Ozyoruk Derya, Misirlioglu Emine D
Departments of *Pediatric Hematology Oncology †Pediatric Allergy and Immunology, Health of Ministry Children's Hospital, Şanliurfa, Turkey.
J Pediatr Hematol Oncol. 2015 Nov;37(8):605-10. doi: 10.1097/MPH.0000000000000425.
Thalassemia major (TM) is a chronic disease requiring regular transfusions that may result in generalized iron loading, such as in the heart, the liver, endocrine organs, and the lungs. We aimed to determine pulmonary function abnormalities in children with TM in our center.
In this study, pulmonary function tests (PFTs) of 49 patients with TM who received regular blood transfusion and had no history of chronic respiratory disease were evaluated. The relationship between PFTs and the age, the body surface area, pretransfusional hemoglobin, and serum ferritin was evaluated.
Among the β-TM patients included in this study, 61% were male and 39% were female, with a mean age of 10.8±3 years (range, 5 to 17 y). The patients' mean level of ferritin was 3873±2011 ng/dL (range, 676 to 9476 ng/dL). A reduced forced vital capacity (FVC) was found in 33 patients (67%). A reduced forced expiratory volume in 1 second (FEV1) was found in 15 patients (30%). A forced expiratory volume in 1 second to forced vital capacity (FEV1/FVC) ratio of >80% was found in all patients. The peak expiratory flow (PEF) was decreased in 23 patients (46.9%). The forced mid-expiratory flow between 25% and 75% of the exhaled vital capacity (MEF25%-75%) was decreased in 5 patients (10%). FVC and FEV1 values in patients with a high ferritin level (>2500 ng/dL) were decreased compared with patients with a low ferritin level (<2500 ng/dL) (P=0.04, 0.03). FVC, FEV1, and PEF parameters were negatively correlated with the age and the body surface area. Age was a predictor of FVC (β=-0.450, P<0.001), FEV1 (β=-0.419, P<0.001), and PEF (β=-0.505, P<0.001), and hemoglobin was a predictor of FEV1/FVC (β=0.366, P=0.01) and MEF25%-75% (β=0.323, P=0.003).

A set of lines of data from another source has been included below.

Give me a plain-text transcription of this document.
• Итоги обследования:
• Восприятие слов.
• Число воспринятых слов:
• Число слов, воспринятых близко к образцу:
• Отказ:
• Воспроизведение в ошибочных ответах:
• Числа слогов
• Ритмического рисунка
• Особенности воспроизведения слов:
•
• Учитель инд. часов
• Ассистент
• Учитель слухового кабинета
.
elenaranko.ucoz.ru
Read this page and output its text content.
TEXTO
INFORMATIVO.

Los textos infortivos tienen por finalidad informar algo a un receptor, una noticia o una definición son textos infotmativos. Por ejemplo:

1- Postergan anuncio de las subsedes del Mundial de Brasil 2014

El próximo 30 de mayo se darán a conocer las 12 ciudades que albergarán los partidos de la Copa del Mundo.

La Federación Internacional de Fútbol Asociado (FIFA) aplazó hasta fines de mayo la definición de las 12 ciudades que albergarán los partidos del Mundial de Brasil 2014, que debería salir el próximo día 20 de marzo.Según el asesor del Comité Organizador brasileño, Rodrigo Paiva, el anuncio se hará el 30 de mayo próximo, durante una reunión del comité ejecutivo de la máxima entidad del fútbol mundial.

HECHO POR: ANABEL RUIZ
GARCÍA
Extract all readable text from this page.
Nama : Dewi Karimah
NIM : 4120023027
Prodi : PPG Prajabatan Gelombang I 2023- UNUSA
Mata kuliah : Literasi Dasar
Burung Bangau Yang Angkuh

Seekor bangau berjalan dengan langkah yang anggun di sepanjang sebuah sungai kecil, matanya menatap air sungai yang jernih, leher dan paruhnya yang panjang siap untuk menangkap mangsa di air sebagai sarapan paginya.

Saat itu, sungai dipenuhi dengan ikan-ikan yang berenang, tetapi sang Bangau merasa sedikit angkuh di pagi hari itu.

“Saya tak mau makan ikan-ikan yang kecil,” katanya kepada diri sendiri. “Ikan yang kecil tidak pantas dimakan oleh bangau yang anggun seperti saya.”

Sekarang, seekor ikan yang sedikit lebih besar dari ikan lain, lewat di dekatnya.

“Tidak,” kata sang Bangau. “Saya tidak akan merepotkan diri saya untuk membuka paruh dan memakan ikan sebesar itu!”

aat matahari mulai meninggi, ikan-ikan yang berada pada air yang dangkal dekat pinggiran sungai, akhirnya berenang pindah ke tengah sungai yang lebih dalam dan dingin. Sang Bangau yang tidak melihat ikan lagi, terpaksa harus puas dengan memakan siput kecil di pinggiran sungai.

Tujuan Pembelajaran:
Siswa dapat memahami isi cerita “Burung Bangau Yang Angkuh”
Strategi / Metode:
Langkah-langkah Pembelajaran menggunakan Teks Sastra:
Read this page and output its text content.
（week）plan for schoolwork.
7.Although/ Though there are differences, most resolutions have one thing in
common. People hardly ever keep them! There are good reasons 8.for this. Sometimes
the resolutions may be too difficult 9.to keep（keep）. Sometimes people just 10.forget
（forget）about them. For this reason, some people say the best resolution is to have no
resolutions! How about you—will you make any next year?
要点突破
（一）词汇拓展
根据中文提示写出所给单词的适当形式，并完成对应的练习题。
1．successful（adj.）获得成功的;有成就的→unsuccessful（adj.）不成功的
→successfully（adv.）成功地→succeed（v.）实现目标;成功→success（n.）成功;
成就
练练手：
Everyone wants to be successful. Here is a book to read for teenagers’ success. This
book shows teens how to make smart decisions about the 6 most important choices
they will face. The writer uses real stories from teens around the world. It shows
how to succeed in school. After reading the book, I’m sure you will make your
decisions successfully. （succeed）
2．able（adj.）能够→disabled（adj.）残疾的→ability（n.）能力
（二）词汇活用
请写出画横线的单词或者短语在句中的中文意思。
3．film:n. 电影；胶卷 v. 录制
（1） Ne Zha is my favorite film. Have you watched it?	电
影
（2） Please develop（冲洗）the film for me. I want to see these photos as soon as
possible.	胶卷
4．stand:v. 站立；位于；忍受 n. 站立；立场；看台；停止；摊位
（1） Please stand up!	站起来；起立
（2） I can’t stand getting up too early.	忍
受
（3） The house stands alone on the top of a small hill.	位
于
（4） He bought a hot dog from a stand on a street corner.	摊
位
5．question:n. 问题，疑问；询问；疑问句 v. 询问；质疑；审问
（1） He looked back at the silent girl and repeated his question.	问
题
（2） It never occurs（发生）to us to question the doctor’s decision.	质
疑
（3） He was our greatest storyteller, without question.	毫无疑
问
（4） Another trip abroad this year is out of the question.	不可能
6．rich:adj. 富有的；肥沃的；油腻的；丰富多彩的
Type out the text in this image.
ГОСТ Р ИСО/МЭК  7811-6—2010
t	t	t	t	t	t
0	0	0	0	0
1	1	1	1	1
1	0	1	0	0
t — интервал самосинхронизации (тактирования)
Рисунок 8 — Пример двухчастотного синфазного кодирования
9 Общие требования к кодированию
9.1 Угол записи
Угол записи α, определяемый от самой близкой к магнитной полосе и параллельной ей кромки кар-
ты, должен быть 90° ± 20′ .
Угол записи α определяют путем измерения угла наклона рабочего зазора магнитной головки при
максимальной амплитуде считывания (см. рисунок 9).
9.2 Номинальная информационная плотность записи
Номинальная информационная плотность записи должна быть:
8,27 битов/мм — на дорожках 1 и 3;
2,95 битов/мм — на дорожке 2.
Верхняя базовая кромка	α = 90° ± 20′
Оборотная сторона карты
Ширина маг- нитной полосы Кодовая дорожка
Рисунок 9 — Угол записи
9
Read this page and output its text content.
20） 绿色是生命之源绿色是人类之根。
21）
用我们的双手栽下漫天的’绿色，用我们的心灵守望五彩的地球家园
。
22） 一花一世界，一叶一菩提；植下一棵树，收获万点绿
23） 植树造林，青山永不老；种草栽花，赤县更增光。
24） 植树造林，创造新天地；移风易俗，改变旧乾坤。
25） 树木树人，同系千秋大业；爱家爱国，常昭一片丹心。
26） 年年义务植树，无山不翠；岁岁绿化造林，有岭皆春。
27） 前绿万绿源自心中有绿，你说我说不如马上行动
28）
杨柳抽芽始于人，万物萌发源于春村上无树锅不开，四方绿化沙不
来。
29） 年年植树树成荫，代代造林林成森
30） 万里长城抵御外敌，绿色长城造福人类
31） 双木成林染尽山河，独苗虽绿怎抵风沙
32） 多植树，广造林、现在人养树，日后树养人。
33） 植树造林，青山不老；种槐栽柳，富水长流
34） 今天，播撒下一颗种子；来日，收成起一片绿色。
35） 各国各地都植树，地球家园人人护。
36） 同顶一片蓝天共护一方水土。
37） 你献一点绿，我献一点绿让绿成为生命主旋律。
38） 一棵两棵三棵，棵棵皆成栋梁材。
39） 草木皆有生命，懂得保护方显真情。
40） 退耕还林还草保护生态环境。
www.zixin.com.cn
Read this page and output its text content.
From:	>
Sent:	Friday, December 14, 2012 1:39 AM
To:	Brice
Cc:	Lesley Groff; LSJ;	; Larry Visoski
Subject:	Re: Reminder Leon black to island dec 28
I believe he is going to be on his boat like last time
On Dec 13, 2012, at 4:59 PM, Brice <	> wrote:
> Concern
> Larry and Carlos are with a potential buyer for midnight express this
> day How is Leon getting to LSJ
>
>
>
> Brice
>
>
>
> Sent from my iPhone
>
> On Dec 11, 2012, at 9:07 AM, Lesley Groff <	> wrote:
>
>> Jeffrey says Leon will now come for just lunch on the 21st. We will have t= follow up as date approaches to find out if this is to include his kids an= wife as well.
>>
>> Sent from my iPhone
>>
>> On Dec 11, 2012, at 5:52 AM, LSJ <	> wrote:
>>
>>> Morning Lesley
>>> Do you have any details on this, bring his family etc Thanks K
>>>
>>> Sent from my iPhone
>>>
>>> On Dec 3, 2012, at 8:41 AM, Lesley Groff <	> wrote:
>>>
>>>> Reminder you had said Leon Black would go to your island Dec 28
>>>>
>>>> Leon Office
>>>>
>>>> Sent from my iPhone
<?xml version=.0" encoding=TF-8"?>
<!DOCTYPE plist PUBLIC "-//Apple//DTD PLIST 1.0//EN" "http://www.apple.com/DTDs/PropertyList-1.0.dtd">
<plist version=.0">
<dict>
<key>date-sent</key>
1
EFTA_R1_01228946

Our results concluded that the respiratory system should be evaluated by PFTs even in asymptomatic patients with high serum ferritin levels during the adolescent period annually to prevent the squeal of pulmonary disease in TM. Patients who have abnormal PFTs should be reevaluated for compliance with chelation therapy and the transfusion program.
重型地中海贫血(TM)是一种需要定期输血的慢性疾病,这可能导致全身铁负荷增加,如在心脏、肝脏、内分泌器官和肺部。我们旨在确定本中心TM患儿的肺功能异常情况。
在本研究中,对49例接受定期输血且无慢性呼吸道疾病史的TM患者进行了肺功能测试(PFTs)评估。评估了PFTs与年龄、体表面积、输血前血红蛋白和血清铁蛋白之间的关系。
本研究纳入的β-TM患者中,61%为男性,39%为女性,平均年龄为10.8±3岁(范围为5至17岁)。患者的铁蛋白平均水平为3873±2011 ng/dL(范围为676至9476 ng/dL)。33例患者(67%)的用力肺活量(FVC)降低。15例患者(30%)的1秒用力呼气容积(FEV1)降低。所有患者的1秒用力呼气容积与用力肺活量(FEV1/FVC)比值均>80%。23例患者(46.9%)的呼气峰值流速(PEF)降低。5例患者(10%)的呼出肺活量25%至75%之间的用力呼气中期流速(MEF25%-75%)降低。铁蛋白水平高(>2500 ng/dL)的患者与铁蛋白水平低(<2500 ng/dL)的患者相比,FVC和FEV1值降低(P=0.04,0.03)。FVC、FEV1和PEF参数与年龄和体表面积呈负相关。年龄是FVC(β=-0.450,P<0.001)、FEV1(β=-0.419,P<0.001)和PEF(β=-0.505,P<0.001)的预测因素,血红蛋白是FEV1/FVC(β=0.366,P=0.01)和MEF25%-75%(β=0.323,P=0.003)的预测因素。
我们的结果表明,即使是青春期血清铁蛋白水平高且无症状的患者,每年也应通过PFTs评估呼吸系统,以预防TM患者肺部疾病的发生。PFTs异常的患者应重新评估其对螯合治疗和输血方案的依从性。